This Week In 🏀 can only say we found free agency's opening week pretty moving
Maybe it didn't reach bonanza status, or extravaganza status, but the curveball frequency witnessed to date has exceeded expectations
Paul George, Klay Thompson and DeMar DeRozan.
Kentavious Caldwell-Pope and Isaiah Hartenstein.
Also ...
Tobias Harris, Buddy Hield, Kyle Anderson, Caleb Martin and Jonas Valanciunas.
You surely see what they all have in common. All switched teams over the course of the first full week of NBA free agency.
You certainly wouldn't label it the wildest offseason we've ever seen, but it also was far from the non-event many feared.

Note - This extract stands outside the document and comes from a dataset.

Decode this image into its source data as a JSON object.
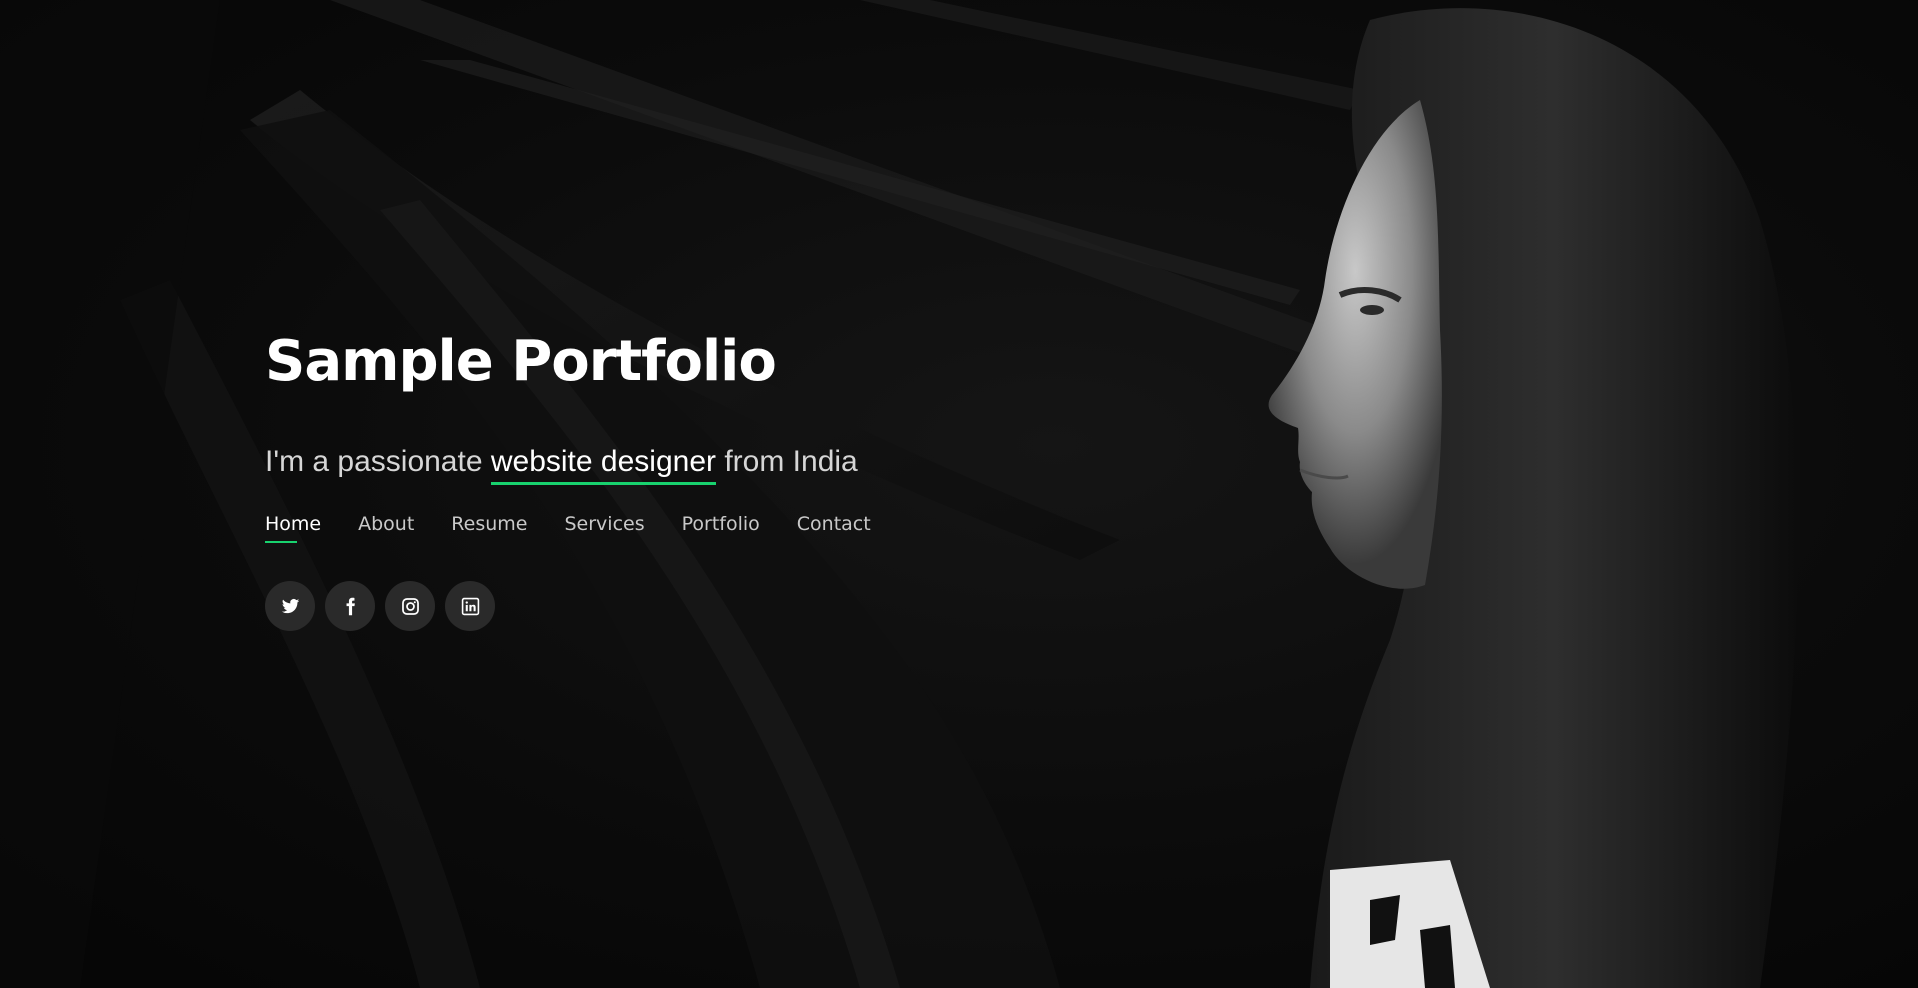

We've grown so accustomed in recent years to seeing the foremost free agents sign major contract extensions before they ever get to the open market — like Donovan Mitchell just did in Cleveland — that you are conditioned by now to expect a somewhat snoozy summer. George, in fact, is the first February All-Star to switch teams via free agency just a few months later in July since the summer of 2019 that was headlined, of course, by the LA Clippers' signing of Kawhi Leonard away from Toronto that the Clippers clinched by trading for PG-13.
The Aprons we can't stop talking about are certainly a factor driving the player movement — new rules and consequences stemming from the NBA's latest labor deal and the luxury-tax avoidance fear it has spawned that we're all still working to get a handle on. In general, though, those of us who wanted to see action and/or are prone to shout that free agency sucked if the best available players largely stay with their incumbent teams have to be relatively pleased. The offseason, by most reasonable measures, has been pretty dang active.
And as we've been saying often lately: There could still be more trades.